I rolled out of bed early this morning in order to be at the polls when they opened at 6 a.m. During the years I've lived in midtown Manhattan, there has never been a line at my polling place. Not so this morning. Not only was there a line, it grew steadily.
Today citizen across the nation answered the question, "Who do we want to lead us?" The bigger question is this: "What kind of a country do we want?"
Participants in last week's Salon, a group I host monthly, began discussing this matter. Our topic was "What Is Wealth?" That some two dozen indexes have been developed which are generally acknowledged to measure human wealth--often referred to as general welfare--was compelling stuff.
We were accustomed to thinking about wealth in terms of Gross National Produce (GNP) and Gross Domestic Product (GDP), statistical indexes commonly used to measure the wealth of nations by determining the value of known goods and services produced within the nation in a given year. These new measures are more comprehensive, more inclusive, than GDP. We wanted to know more.

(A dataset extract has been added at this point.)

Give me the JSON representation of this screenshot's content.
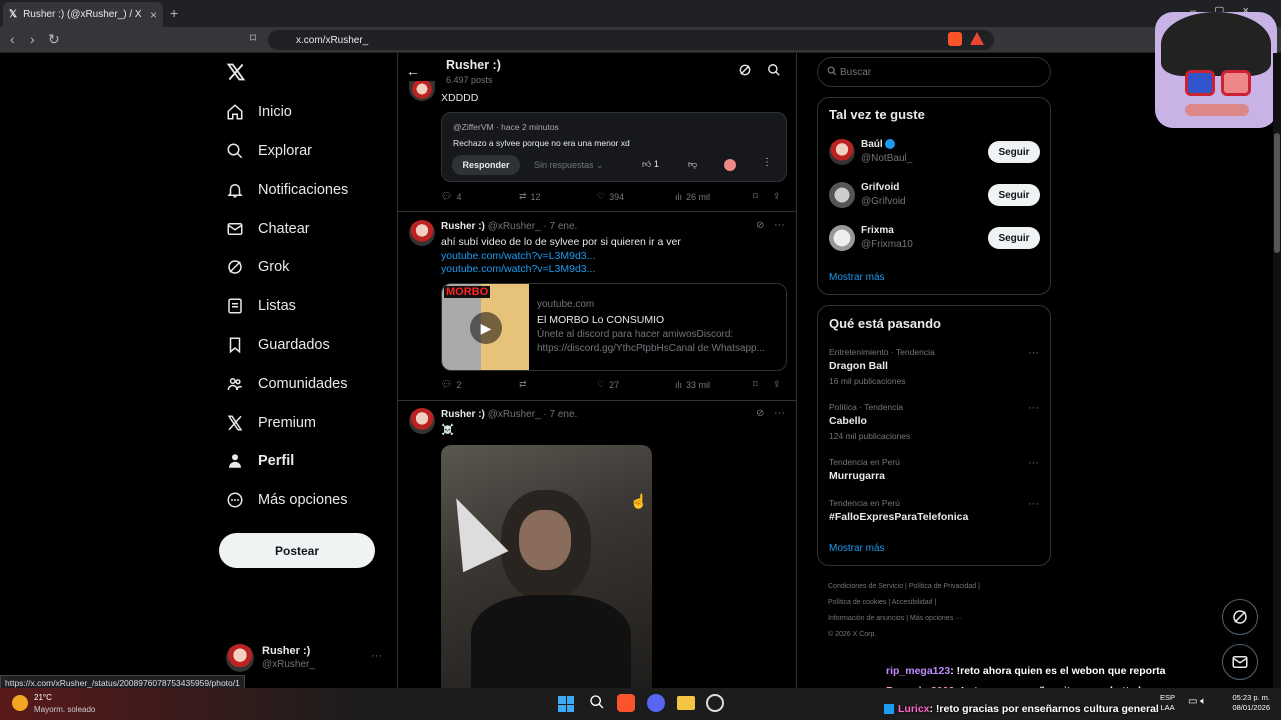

The Weighted Index of Social Development (WISP), is a Quality of Life measure that uses 40 different social indicators from 10 categories to assess/compare 163 nations. Some of the categories include education, health, the natural environment, general equality, cultural diversity, social chaos, military expenditures and traditions of general welfare--as well as the national economy.
These categories translate human values, values generally ignored in the calculations of GDP, into matters we care about: access to a long and healthy life, democracy, political participation, family and social networks, enjoyable recreational pursuits, low crime rate and more.
One of the key assumptions was the importance of socioeconomic equality. A nation's ranking depends on how evenly its resources are distributed throughout the entire population, the extent of poverty (especially among children) and access to adequate health care, education and housing.
The immediate impact of our Salon conversation last week was to take a bigger view of the wealth we are experiencing even as the financial structure is requiring a bailout and the ties between Wall Street and Main Street are becoming more apparent all the time.
The notion that real wealth is evidenced in human capital, social capital and natural capital resonates with us. So, too, does the notion that real wealth is created by investing in the human capital of productive people, the social capital of caring relationships and the natural capital of healthy ecosystems. In the longer view, we want to see our values/the kind of country we want embedded in the way we measure our wealth.